Karawangexpres - Puluhan petani dari berbagai kecamatan di Kabupaten Karawang memadati halaman Gedung DPRD Karawang pada Jumat (03/10/2025)
Mereka datang dengan satu tujuan: menuntut perhatian serius terhadap krisis yang tengah melanda sektor pertanian di daerah yang selama ini dikenal sebagai salah satu lumbung padi nasional.
Dalam aksi yang berlangsung damai namun penuh keprihatinan itu, para petani menyuarakan berbagai keluhan dari kelangkaan pupuk SP36, buruknya sistem irigasi, hingga dampak lingkungan akibat aktivitas eksplorasi migas oleh Pertamina.
Salah satu tuntutan utama adalah kembalinya distribusi pupuk SP36 yang disebut-sebut telah dihentikan sejak 2022. Para petani menegaskan, tanpa pupuk tersebut, hasil panen mereka anjlok hingga lebih dari setengah.
“Dulu satu hektare bisa menghasilkan delapan ton gabah, sekarang paling hanya tiga atau empat ton. Itu pun yang kualitasnya masih lumayan,” ujar seorang petani.
Kondisi ini memaksa petani terus merogoh kocek lebih dalam untuk membeli berbagai jenis pestisida dan obat-obatan tanaman demi menyelamatkan hasil tanam yang tersisa.
Tak hanya soal pupuk, masalah pengelolaan air juga menjadi sorotan. Para petani mengaku sistem pengairan sawah kini tidak menentu, berbeda dengan masa lalu yang dianggap lebih terorganisir.
“Sekarang pengairannya semrawut. Banyak lahan yang dulunya digarap warga lokal, sekarang diambil alih pihak luar. Kami merasa terpinggirkan di tanah sendiri,” kata seorang orator dalam orasinya.
Aksi tersebut juga menyoroti dampak lingkungan dan sosial dari aktivitas pengeboran minyak oleh Pertamina di sejumlah titik di Karawang. Alih-alih membawa kesejahteraan, warga mengaku justru merasakan dampak negatif, terutama pada kesehatan dan lingkungan.
“Bukan manfaat yang kami terima, tapi penyakit. Banyak warga mengeluh masalah kesehatan sejak sumur-sumur minyak aktif. Ini harus ada penjelasan,” tegas salah satu peserta aksi.
Mereka juga mempertanyakan kontribusi ekonomi dari proyek-proyek migas tersebut, yang dinilai tidak menyentuh kehidupan warga sekitar.
“Sumur minyak banyak, tapi rakyatnya tetap susah. Ini perlu dievaluasi.
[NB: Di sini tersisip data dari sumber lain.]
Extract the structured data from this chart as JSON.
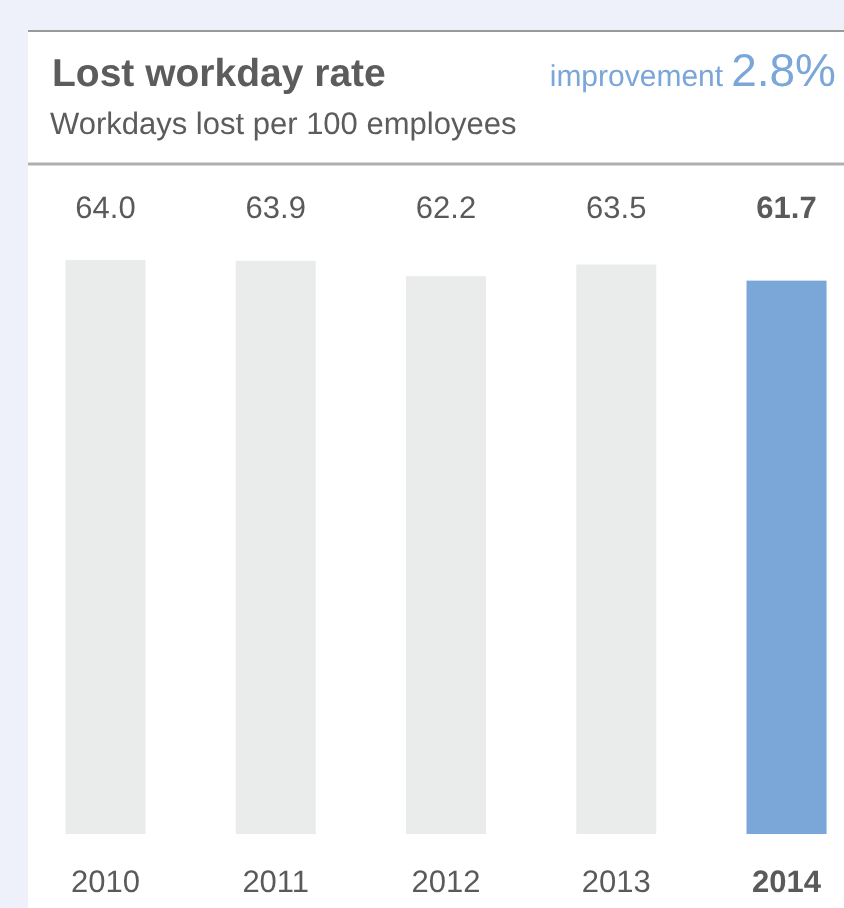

Untuk siapa sebenarnya proyek ini dijalankan?” cetus seorang demonstran.
Para petani berharap kedatangan mereka bukan sekadar didengar, tetapi juga ditindaklanjuti. Mereka mendesak Komisi II DPRD Karawang untuk segera turun ke lapangan, melihat langsung kondisi yang dialami petani, dan merumuskan solusi nyata.
“Kami datang bukan untuk orasi kosong. Kami menunggu kehadiran para wakil rakyat untuk hadir, mendengarkan, dan bertindak,” ujar orator menutup aksinya dengan pengeras suara.
Aksi ini menjadi pengingat bahwa sektor pertanian Karawang, yang selama ini menjadi penyangga pangan nasional, kini tengah berada di titik kritis.